Together, Parker and I pieced together what had happened. The enemy AK round had come up through the floor near the pedals. The bullet struck and carried away the heel of my right boot, went through the calf of my leg, and literally blew my leg to the side and out the cabin door. The round then apparently hit the fire extinguisher stowed to the right of my seat, and ricocheted up into my seat and through my thigh. Then it evidently kept going right on out of the aircraft.
We were so busy looking around the cockpit that we nearly overflew Kien. I got back on the controls to help Parker land the ship, and we set her down right at the front gate of the fire base.
I was so groggy by the time we touched down that I bypassed most of the engine shutdown procedures. I went right through the idle stop to full off on the throttle, switched off the battery, then tried to get out of the ship. But I couldn’t. All I could do was sit there in the seat that was, by that time, full of blood.
I didn’t remember him doing it, but Three Five had radioed ahead for a medevac Huey to pick me up at the fire base. It landed just shortly after Parker and I did and made immediate preparations to load me up and take me to the Second Surgical Hospital at Lai Khe.
Before that, however, I was helped over to the battalion surgeon’s tent, where they checked me over and put some bandages on my leg and backside. I just barely remember the corpsman from the medevac ship getting me aboard Dustoff before the morphine took over and the lights went out.
I phased in and out of consciousness during a brief stop at Second Surge in Lai Khe.
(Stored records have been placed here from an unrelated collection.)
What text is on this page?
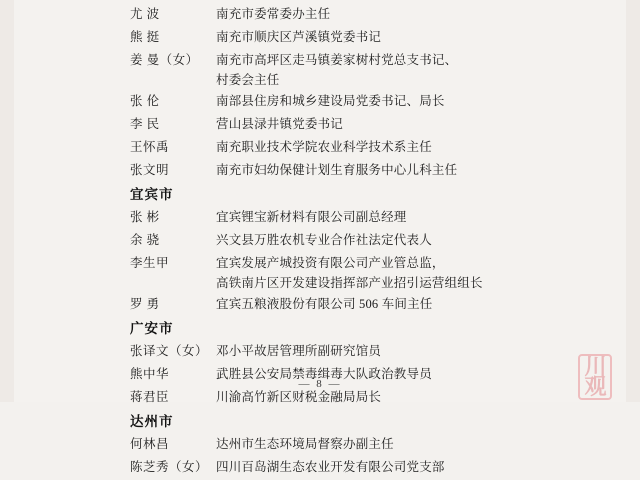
尤 波	南充市委常委办主任
熊 挺	南充市顺庆区芦溪镇党委书记
姜 曼（女）	南充市高坪区走马镇姜家树村党总支书记、
村委会主任
张 伦	南部县住房和城乡建设局党委书记、局长
李 民	营山县渌井镇党委书记
王怀禹	南充职业技术学院农业科学技术系主任
张文明	南充市妇幼保健计划生育服务中心儿科主任
宜宾市
张 彬	宜宾锂宝新材料有限公司副总经理
余 骁	兴文县万胜农机专业合作社法定代表人
李生甲	宜宾发展产城投资有限公司产业管总监，
高铁南片区开发建设指挥部产业招引运营组组长
罗 勇	宜宾五粮液股份有限公司 506 车间主任
广安市
张译文（女） 邓小平故居管理所副研究馆员
熊中华	武胜县公安局禁毒缉毒大队政治教导员
蒋君臣	川渝高竹新区财税金融局局长
达州市
何林昌	达州市生态环境局督察办副主任
陈芝秀（女） 四川百岛湖生态农业开发有限公司党支部
— 8 —
川
观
I was awake enough to recognize the hospital building as the same place where I had watched Jim Ameigh die on the operating table. It was an ugly thought. I closed my eyes and turned my head away. Then I was back in Dustoff and headed to the field hospital in Long Binh, where I had been just a couple of weeks before to visit Bill Jones.
They kept me at Long Binh for three days. My wounds turned out to be minor—much messier than devastating. I guess I wasn’t exactly a model patient. By the third day in the hospital, I was fit to be tied. We were shorthanded in the platoon before I left. Now I knew that the scouts were having to double up on missions. With Willis running the outfit, the only thing I could think was, God help us all!
I used the landline telephone to call back to Phu Loi and ask if the troop supply ship could come down to Long Binh to get me. I was back in the platoon that same day, sporting a row of stitches in my thigh, as well as a cane to help me gimp around.
A few days later, the troop officers were invited across the runway to a party that battalion was throwing. There was a change of battalion commanders and the party had been scheduled to mark the event. The only problem was the dress—the invitation called for attendees to be in khaki uniform, and wearing all ribbons and regalia.
I hadn’t worn a set of khakis for at least ten months. Neither had most of the other guys. But, in the military, an invitation was really a polite demand that you be present, and in the uniform prescribed!
Most of us had forgotten even the basics, such as which breast pocket your name tag went over, and on which side of the collar went the rank versus the branch insignia. Or, even more perplexing, what ribbons we were entitled to wear, and in what order they were put on the uniform.
So, it was off to see troop 1st Sgt. Martin L. Laurent. The first question generally was, “Check my file, will you, Top, and see what ribbons I’m entitled to wear.” Then, “… and what order do they go in on the rack?”